How to Label Resynthesized Audio: The Dual Role of Neural Audio Codecs in Audio Deepfake Detection

Since Text-to-Speech systems typically don't produce waveforms directly, recent spoof detection studies use resynthesized waveforms from vocoders and neural audio codecs to simulate an attacker. Unlike vocoders, which are specifically designed for speech synthesis, neural audio codecs were originally developed for compressing audio for storage and transmission. However, their ability to discretize speech also sparked interest in language-modeling-based speech synthesis. Owing to this dual functionality, codec resynthesized data may be labeled as either bonafide or spoof. So far, very little research has addressed this issue. In this study, we present a challenging extension of the ASVspoof 5 dataset constructed for this purpose. We examine how different labeling choices affect detection performance and provide insights into labeling strategies.

Key Contributions

Constructed a challenging dataset extension of ASVspoof 5 specifically designed to study the dual role of neural audio codecs (compression vs.

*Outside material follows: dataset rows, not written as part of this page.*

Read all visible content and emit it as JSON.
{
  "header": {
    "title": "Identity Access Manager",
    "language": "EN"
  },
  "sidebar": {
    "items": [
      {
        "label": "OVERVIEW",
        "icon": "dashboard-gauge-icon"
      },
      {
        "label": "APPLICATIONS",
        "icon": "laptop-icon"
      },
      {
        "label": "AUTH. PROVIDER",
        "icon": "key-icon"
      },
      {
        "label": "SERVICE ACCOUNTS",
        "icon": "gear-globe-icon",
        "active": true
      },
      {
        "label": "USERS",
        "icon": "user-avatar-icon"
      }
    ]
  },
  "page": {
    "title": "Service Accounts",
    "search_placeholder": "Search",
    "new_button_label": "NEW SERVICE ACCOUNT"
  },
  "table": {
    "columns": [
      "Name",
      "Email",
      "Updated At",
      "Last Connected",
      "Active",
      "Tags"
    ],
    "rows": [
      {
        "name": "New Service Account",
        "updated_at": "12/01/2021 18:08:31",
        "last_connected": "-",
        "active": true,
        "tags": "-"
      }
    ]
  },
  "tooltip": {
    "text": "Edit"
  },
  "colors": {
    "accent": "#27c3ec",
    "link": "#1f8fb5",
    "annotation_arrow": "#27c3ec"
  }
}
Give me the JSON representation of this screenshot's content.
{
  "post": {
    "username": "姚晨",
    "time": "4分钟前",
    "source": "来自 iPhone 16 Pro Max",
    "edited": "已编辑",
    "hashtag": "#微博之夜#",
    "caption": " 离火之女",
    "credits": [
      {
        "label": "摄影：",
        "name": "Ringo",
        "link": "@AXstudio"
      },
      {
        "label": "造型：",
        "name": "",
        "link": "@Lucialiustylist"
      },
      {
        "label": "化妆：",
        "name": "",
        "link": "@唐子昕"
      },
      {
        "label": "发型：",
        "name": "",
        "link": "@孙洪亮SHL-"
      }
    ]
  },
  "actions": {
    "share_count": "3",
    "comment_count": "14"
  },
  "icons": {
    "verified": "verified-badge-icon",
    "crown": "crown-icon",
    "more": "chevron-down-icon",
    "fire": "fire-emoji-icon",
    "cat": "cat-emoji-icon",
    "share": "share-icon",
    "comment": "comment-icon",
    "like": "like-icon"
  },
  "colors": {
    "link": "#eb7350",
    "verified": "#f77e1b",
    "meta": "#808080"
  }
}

TTS component) in audio deepfake detection
Analyzed how labeling codec-resynthesized speech as either bonafide (channel effect) or spoof (synthesis artifact) affects detection performance
Provided empirical insights and labeling strategy guidance for the anti-spoofing community when using neural audio codecs for data augmentation

🛡️ Threat Analysis

Output Integrity Attack

The paper directly concerns AI-generated audio (deepfake) detection — specifically how neural audio codec resynthesis blurs the boundary between bonafide and spoofed audio, and how labeling strategies for training detectors affect output integrity verification.